Ha-ha. I remember watching a TV courtroom case when a character said “Roman noodles”, and the judge corrected the man/woman, saying that it was “Ramen” noodles" in the setting. At first, I was kind of confused on the phrase “Roman noodles”, though. Amusing, huh?
They probably just made a mistake. But there is a certain Japanese dish of cold noodles called “ray-men”. I doubt they were discussing that exact dish though.
Rah-men, though ever since I took Japanese I do have a nasty habit of pronouncing it as the way you would read ラメン (Japanese speakers: the “ー” was omitted intentionally since in English I don’t make the length distinction), which means the “r” is more of a flap.

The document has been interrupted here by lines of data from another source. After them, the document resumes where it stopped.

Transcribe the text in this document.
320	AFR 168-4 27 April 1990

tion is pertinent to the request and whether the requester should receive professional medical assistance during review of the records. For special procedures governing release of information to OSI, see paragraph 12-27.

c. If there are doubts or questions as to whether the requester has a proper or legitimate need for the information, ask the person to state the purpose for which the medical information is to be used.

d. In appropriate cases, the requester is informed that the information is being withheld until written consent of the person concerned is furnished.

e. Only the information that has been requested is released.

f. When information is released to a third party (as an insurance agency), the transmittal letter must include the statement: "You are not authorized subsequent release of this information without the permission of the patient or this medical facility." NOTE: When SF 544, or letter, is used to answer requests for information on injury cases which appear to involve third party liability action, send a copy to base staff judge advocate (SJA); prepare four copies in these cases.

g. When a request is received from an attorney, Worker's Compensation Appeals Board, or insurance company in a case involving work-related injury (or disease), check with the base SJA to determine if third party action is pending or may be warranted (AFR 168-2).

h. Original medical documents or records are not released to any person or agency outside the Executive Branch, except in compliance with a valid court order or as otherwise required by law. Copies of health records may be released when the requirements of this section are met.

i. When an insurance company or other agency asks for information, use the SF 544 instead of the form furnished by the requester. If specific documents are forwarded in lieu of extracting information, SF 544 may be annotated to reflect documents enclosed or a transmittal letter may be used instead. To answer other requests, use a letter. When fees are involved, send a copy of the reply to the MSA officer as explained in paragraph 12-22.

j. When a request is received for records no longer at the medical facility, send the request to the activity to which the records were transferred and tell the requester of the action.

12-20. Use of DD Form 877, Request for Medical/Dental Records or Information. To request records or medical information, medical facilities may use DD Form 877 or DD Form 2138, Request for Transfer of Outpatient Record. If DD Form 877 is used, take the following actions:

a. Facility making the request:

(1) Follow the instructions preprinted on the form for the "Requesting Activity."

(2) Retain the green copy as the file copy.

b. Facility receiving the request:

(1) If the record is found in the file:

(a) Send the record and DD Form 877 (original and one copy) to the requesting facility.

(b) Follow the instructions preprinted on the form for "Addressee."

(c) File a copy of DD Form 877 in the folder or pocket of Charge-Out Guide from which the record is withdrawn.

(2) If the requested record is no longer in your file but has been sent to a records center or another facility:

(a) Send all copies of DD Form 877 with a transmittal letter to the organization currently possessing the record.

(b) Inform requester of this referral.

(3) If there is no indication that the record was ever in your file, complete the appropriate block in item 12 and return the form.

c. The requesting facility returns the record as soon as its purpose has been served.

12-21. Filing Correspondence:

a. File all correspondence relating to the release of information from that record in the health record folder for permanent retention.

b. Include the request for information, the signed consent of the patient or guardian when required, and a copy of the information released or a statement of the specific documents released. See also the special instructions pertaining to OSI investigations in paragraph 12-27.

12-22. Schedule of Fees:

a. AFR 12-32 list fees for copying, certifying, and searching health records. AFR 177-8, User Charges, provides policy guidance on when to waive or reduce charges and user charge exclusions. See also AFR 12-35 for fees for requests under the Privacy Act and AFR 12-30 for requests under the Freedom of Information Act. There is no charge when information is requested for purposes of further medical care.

Though as far as weird pronunciations go my mom says romaine. Like the lettuce. She claims that everyone she knew in college said it that way, though I find this dubious since I think the only common type of instant noodles when she was in college would have been called “Oodles of Noodles.”

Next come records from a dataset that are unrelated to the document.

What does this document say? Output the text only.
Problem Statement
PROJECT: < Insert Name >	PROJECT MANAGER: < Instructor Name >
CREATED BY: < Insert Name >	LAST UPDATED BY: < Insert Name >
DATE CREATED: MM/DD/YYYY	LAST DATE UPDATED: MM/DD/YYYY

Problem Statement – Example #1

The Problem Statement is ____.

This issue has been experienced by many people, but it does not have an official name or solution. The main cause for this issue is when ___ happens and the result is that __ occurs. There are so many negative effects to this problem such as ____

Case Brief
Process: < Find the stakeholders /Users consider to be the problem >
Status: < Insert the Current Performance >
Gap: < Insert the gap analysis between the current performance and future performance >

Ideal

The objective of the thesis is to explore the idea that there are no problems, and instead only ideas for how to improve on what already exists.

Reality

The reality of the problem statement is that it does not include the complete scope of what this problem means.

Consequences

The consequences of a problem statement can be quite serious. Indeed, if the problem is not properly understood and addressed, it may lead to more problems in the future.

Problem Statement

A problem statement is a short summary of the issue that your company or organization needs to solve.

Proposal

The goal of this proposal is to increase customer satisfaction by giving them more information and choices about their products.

Just looked it up – reimen sounds absolutely delicious.
I think Roman noodles would be pronounced ‘spaghetti’.
It is!
I’ve only heard ramen by people who think foreign words are all too highfalutin. It’s something I would expect someone like Archie Bunker to say.
Larmen.
Archie Bunker would just cut thru the crap and say “noodles,” no?
Rah-men is close, but not quite.
Rah-mən.
I did actually get as far as copying the schwa character from Wikipedia in order to put it in the OP, but then realised to be consistent I would have to use all phonetic transcript characters and I don’t know them, and nor would many people reading the thread.
“throat-warberler-mangrove”
I used to frequent a Japanese restaurant where they spelled it ‘larmen’ on their menu. I just thought it was a bad spelling error, since they used ‘rah-men’ when speaking.
Dear Lord,
Thank you for the tasty noodles.
Ramen.
Just yesterday we stopped to try a Japanese place we hadn’t been to before and I had the shoyu ramen with pork and kamaboko (fish cakes). In fact, I’m finishing off the leftovers at this very moment. Yum.
But what really blew me away was something I hadn’t gotten around to trying before – zaru soba cold buckwheat noodles with soba tsuyu and scallions and wasabi on the side. Fandamntastic! So refreshing.
The Japanese really are the masters of food. I think Japanese cuisine should displace Chinese as one of the top global cuisine traditions. I’d call it Japanese, Indian, and French.
I used to say ray-men, then I heard other people say it the “right” way, felt for a time like an ignorant, uneducated rube, and then started saying rah-men.
When I hear Japanese people say it, it sounds like they’re dropping the last consonant, so it’s more like [ra 'me:]
I’m in the midwest and hear it both ways about equally.